La imagen turística de España
martes 16 de agosto de 2011, 08:00h
Los altercados esporádicos con turistas, generalmente ebrios, no son una noticia excepcional dentro de lo que se ha dado en llamar “turismo de la borrachera”. Hace años el cónsul británico en Ibiza dimitió de su cargo aduciendo el bochorno que le causaba el comportamiento vandálico de muchos de sus jóvenes compatriotas. Sí ha sorprendido, por el contrario, la oleada de disturbios en Lloret de Mar, en la Costa Brava catalana, que obligaron a la intervención de distintas unidades policiales y que se saldaron con 22 heridos, nueve de ellos Mossos d’esquadra, y una veintena de detenidos de las más diversas nacionalidades: franceses, alemanes, holandeses…

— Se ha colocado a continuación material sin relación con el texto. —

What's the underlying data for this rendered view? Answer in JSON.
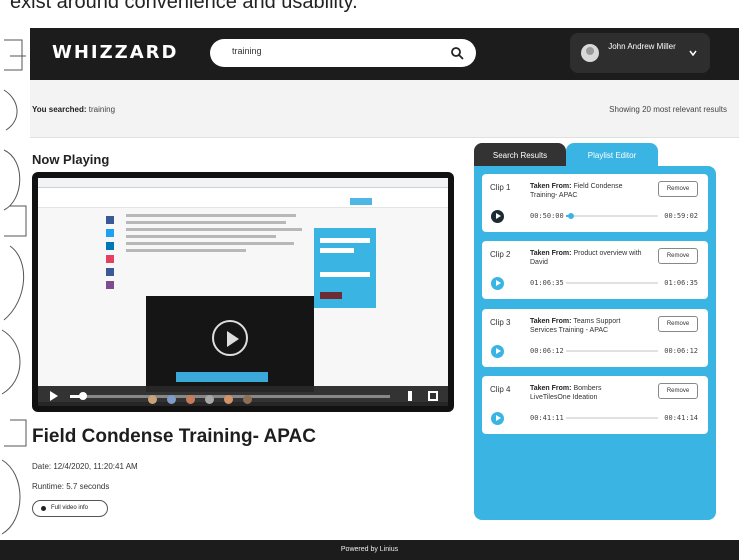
{
  "caption": "exist around convenience and usability.",
  "app": {
    "logo": "WHIZZARD"
  },
  "search": {
    "value": "training"
  },
  "user": {
    "name": "John Andrew Miller"
  },
  "results_bar": {
    "label": "You searched:",
    "query": "training",
    "summary": "Showing 20 most relevant results"
  },
  "now_playing": {
    "heading": "Now Playing",
    "title": "Field Condense Training- APAC",
    "date": "Date: 12/4/2020, 11:20:41 AM",
    "runtime": "Runtime: 5.7 seconds",
    "full_info_label": "Full video info",
    "progress": 0.04
  },
  "panel": {
    "tabs": [
      "Search Results",
      "Playlist Editor"
    ],
    "active_tab": "Playlist Editor",
    "clips": [
      {
        "label": "Clip 1",
        "from_label": "Taken From:",
        "source": "Field Condense Training- APAC",
        "remove": "Remove",
        "start": "00:50:00",
        "end": "00:59:02",
        "playing": true,
        "progress": 0.05
      },
      {
        "label": "Clip 2",
        "from_label": "Taken From:",
        "source": "Product overview with David",
        "remove": "Remove",
        "start": "01:06:35",
        "end": "01:06:35",
        "playing": false,
        "progress": 0
      },
      {
        "label": "Clip 3",
        "from_label": "Taken From:",
        "source": "Teams Support Services Training - APAC",
        "remove": "Remove",
        "start": "00:06:12",
        "end": "00:06:12",
        "playing": false,
        "progress": 0
      },
      {
        "label": "Clip 4",
        "from_label": "Taken From:",
        "source": "Bombers LiveTilesOne Ideation",
        "remove": "Remove",
        "start": "00:41:11",
        "end": "00:41:14",
        "playing": false,
        "progress": 0
      }
    ]
  },
  "footer": {
    "text": "Powered by Linius"
  },
  "colors": {
    "accent": "#3ab5e3",
    "dark": "#1c1c1c"
  }
}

Episodios de este cariz se veían venir desde que una parte del empresariado turístico se inclinase por captar una clientela juvenil alentada por promesas de un ocio degradado. Lo ocurrido en Lloret de Mar podría extenderse a cualquier otra localidad que se decante por este modelo de negocio, que parece una versión deforme del anterior lema de las tres “eses”: “sun, sea and sex” (sol, mar y sexo), donde se sustituye la antigua España de charanga y pandereta, por la venta de la imagen de otra España aparentemente estrafalaria, caracterizada por el caos y el descontrol. No conviene que esta falsa imagen prospere. Harían bien las autoridades locales en revisar sus ordenanzas y adaptarlas para el control de lo que sucede en algunos locales de ocio, con tráfico de drogas, concursos de ropa interior y venta de alcohol a menores, bajo el manejo de los personajes habituales de este submundo. Pero es esa pequeña parte del empresariado embarcada en esta dirección la que tiene que rectificar drásticamente su rumbo, para no perjudicar a un conjunto empresarial que se ha esforzado por elevar la calidad de nuestra oferta turística y diversificarla.
Es un hecho el éxito, durante el presente año, de un sector clave cultural y económicamente como es el turístico. Según datos proporcionados por la Encuesta de Movimientos Turísticos en Frontera (FRONTUR), España había recibido hasta el mes de junio casi 25 millones de turistas extranjeros, lo que suponía un incremento del 7,5 % sobre el mismo periodo del año anterior, con previsiones al alza en toda la época estival. Estos datos se deben en una gran parte a la diversificación de las actividades, el sostenimiento de la calidad y la inclusión cada vez más amplia de servicios de educación, aprendizaje del idioma, conocimiento del patrimonio artístico y la ampliación de la actividad más allá de las zonas costeras. Del mismo modo, el sector debe ser consciente de que ha sido beneficiado por circunstancias coyunturales, relacionadas con la violencia del narcotráfico en países del Caribe o las movilizaciones en países musulmanes costeros del Mediterráneo.
Cuando esos episodios circunstanciales retornen a la normalidad, la industria turística española deberá tener en cuenta que se enfrentará a una dura y legítima competencia en lugares privilegiados por la naturaleza con un coste muy inferior al nuestro. Esta etapa de prosperidad en plena crisis, tendría que aprovecharse para seguir aumentando y afianzando los logros que inclinan a millones de viajeros a favor de nuestro país. Y también para erradicar el modelo turístico que estalló en Lloret de Mar –sin ser exclusivo de esta localidad-, dando una imagen de España que solo seduce a un turismo de baja calidad.